Women are at greater risk of developing a UTI than men. A UTI can be painful and bothersome. Urologists typically treat urinary tract infections with antibiotics. There are preventive measures to decrease your risk of getting a UTI.
Tips for Reducing Risk of UTI:
- Patients should see your doctor at the first sign of a problem. Urinary tract infections are very common, and they are easiest to treat if caught before they become severe or spread beyond the bladder.

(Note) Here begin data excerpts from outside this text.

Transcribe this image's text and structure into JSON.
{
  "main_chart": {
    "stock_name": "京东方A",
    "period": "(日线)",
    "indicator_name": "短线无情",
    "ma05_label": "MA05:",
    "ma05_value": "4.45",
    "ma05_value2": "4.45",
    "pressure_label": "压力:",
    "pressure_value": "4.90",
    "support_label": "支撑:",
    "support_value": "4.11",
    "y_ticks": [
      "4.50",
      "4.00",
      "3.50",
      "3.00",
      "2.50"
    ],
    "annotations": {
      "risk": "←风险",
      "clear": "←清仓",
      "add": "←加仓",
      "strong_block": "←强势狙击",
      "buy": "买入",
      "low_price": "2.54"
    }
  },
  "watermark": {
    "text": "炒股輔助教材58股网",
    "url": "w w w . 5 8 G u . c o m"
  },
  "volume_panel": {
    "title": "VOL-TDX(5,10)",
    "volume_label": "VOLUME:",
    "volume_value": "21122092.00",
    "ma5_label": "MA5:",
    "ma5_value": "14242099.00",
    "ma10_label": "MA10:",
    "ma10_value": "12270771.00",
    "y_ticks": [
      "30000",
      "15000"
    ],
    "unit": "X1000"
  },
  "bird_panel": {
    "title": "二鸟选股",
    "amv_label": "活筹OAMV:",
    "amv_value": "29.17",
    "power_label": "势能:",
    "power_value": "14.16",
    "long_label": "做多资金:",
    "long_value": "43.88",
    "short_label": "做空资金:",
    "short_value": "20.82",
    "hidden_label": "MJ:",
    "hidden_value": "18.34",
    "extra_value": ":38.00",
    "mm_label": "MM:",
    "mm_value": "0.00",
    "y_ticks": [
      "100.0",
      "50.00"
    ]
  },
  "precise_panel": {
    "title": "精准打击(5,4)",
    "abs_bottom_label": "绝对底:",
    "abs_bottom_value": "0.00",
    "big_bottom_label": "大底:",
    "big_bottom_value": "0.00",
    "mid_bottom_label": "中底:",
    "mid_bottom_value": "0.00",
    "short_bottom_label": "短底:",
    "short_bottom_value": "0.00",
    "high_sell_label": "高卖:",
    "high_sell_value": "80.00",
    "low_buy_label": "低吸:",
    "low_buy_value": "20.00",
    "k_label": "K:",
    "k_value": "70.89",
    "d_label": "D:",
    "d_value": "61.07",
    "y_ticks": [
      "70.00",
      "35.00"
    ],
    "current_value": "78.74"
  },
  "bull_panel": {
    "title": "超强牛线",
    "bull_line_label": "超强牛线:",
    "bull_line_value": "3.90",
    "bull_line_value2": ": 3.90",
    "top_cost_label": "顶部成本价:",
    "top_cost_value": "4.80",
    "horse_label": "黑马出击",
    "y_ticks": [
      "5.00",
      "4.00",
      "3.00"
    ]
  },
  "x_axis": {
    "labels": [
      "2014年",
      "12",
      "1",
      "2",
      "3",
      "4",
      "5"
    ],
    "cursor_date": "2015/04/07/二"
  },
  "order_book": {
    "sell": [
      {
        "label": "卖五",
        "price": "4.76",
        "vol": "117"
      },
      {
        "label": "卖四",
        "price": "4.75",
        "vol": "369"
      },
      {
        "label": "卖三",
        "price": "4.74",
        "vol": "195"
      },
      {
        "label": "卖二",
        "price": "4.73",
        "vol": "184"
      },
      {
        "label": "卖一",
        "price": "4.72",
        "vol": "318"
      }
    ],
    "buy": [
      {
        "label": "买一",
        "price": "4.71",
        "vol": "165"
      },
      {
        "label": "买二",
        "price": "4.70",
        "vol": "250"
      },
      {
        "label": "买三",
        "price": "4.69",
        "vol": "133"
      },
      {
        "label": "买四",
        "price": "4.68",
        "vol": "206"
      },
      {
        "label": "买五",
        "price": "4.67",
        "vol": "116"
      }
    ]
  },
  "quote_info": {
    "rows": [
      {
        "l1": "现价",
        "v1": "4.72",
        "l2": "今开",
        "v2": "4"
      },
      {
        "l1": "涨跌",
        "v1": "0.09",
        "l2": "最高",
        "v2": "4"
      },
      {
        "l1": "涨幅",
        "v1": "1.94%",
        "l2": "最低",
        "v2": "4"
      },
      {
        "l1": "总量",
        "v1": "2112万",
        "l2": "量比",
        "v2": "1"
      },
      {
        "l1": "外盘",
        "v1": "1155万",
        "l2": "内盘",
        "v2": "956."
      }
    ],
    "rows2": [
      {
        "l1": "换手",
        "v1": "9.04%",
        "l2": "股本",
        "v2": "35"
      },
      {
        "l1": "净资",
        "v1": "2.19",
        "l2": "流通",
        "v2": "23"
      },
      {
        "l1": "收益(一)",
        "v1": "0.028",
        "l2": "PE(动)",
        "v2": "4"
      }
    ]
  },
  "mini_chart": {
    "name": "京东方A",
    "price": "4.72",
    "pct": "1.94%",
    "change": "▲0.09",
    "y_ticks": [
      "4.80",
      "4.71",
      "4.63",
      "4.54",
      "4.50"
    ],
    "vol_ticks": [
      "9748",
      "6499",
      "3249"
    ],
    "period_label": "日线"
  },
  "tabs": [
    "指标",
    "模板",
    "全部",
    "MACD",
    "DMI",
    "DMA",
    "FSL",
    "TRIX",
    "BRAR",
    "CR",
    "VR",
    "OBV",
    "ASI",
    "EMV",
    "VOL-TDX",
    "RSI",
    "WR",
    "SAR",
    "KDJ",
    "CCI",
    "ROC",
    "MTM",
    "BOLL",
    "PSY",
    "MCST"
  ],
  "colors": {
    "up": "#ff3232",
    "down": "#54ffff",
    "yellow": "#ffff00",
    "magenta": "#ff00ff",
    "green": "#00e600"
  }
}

- Urinate when you feel the urge, empty your bladder regularly and try not to hold urine more than three hours.
- Urinate after having sex.
- Avoid potentially irritating feminine products. Using deodorant sprays or other scented feminine products in the genital area can irritate the urethra.
- Drink at least eight glasses of water daily to help wash out bacteria.
- Eat a diet rich in vegetables and acidic juices such as prune, plum and cranberry
- Avoid or eliminate foods that irritate the bladder: coffee, black tea, alcohol, and chocolate.
- Avoid high-sugar foods
Women with recurring UTIs or blood consistently in their urine should be seen by a University Urology doctor. We can perform more sophisticated tests like urine cytology, ultrasound, CT urogram or cystoscopy that will help to find out why the problem is reoccurring.